Merekapun heran heran apakah Nabi Ibrahim ‘alaihissalam serius dengan perkataannya. Mereka berkata,
قَالُوا أَجِئْتَنَا بِالْحَقِّ أَمْ أَنْتَ مِنَ اللَّاعِبِينَ
“Mereka menjawab: “Apakah kamu datang kepada kami dengan sungguh-sungguh ataukah kamu termasuk orang-orang yang bermain-main?” (QS. Al-Anbiya’ : 55)
Mereka heran Ibrahim mengucapkan demikian karena mereka tidak pernah mendengar sebelumnya seorangpun yang berkata seperti perkataan Ibrahim ([4]). Mereka heran apakah Ibrahim benar-benar mencela nenek moyangnya juga?. Selain itu mereka begitu yakin bahwa nenek moyang mereka dalam kebenaran, lantas kok bisa Ibrahim mengatakan demikian?, apakah Ibrahim serius apa bercanda?
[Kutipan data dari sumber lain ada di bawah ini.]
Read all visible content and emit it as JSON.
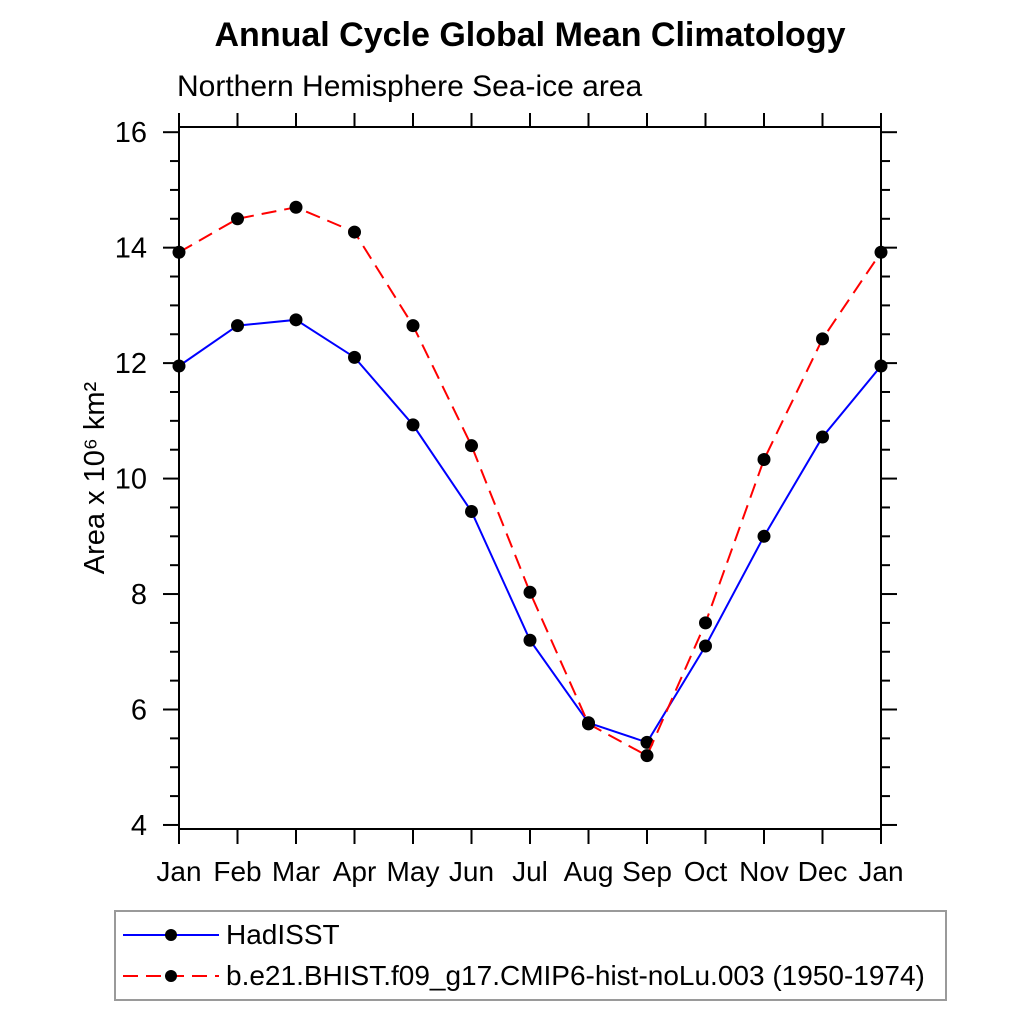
{
  "chart_data": {
    "type": "line",
    "title": "Annual Cycle Global Mean Climatology",
    "subtitle": "Northern Hemisphere Sea-ice area",
    "ylabel": "Area x 10⁶ km²",
    "x_labels": [
      "Jan",
      "Feb",
      "Mar",
      "Apr",
      "May",
      "Jun",
      "Jul",
      "Aug",
      "Sep",
      "Oct",
      "Nov",
      "Dec",
      "Jan"
    ],
    "y_ticks": [
      4,
      6,
      8,
      10,
      12,
      14,
      16
    ],
    "ylim": [
      3.93,
      16.09
    ],
    "minor_tick_step": 0.5,
    "grid": false,
    "legend_position": "bottom-left-box",
    "axis_color": "#000000",
    "marker_color": "#000000",
    "series": [
      {
        "name": "HadISST",
        "color": "#0000ff",
        "style": "solid",
        "marker": "circle",
        "values": [
          11.95,
          12.65,
          12.75,
          12.1,
          10.93,
          9.43,
          7.2,
          5.77,
          5.43,
          7.1,
          9.0,
          10.72,
          11.95
        ]
      },
      {
        "name": "b.e21.BHIST.f09_g17.CMIP6-hist-noLu.003 (1950-1974)",
        "color": "#ff0000",
        "style": "dashed",
        "marker": "circle",
        "values": [
          13.92,
          14.5,
          14.7,
          14.27,
          12.65,
          10.57,
          8.03,
          5.75,
          5.2,
          7.5,
          10.33,
          12.42,
          13.92
        ]
      }
    ]
  }
}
قَالَ بَلْ رَبُّكُمْ رَبُّ السَّمَاوَاتِ وَالْأَرْضِ الَّذِي فَطَرَهُنَّ وَأَنَا عَلَى ذَلِكُمْ مِنَ الشَّاهِدِينَ
“Ibrahim berkata: “Sebenarnya Tuhan kamu ialah Tuhan langit dan bumi yang telah menciptakannya: dan aku termasuk orang-orang yang dapat memberikan bukti atas yang demikian itu“. (QS. Al-Anbiya’ : 56)
Ibrahim membantah mereka dengan jawaban yang sangat logis, yaitu hakikat Tuhan yang sebenarnya adalah Tuhan yang menciptakan kalian, yang menciptakan langit dan bumi. Tuhan bukanlah patung-patung tersebut. Semua orang berakal (termasuk mereka) sepakat bahwa patung-patung tersebut tidaklah menciptakan langit dan bumi, bahkan dibuat oleh tangan-tangan mereka. Maka jawaban ini menunjukan beliau serius sekaligus disertai dalil akan keseriusan beliau.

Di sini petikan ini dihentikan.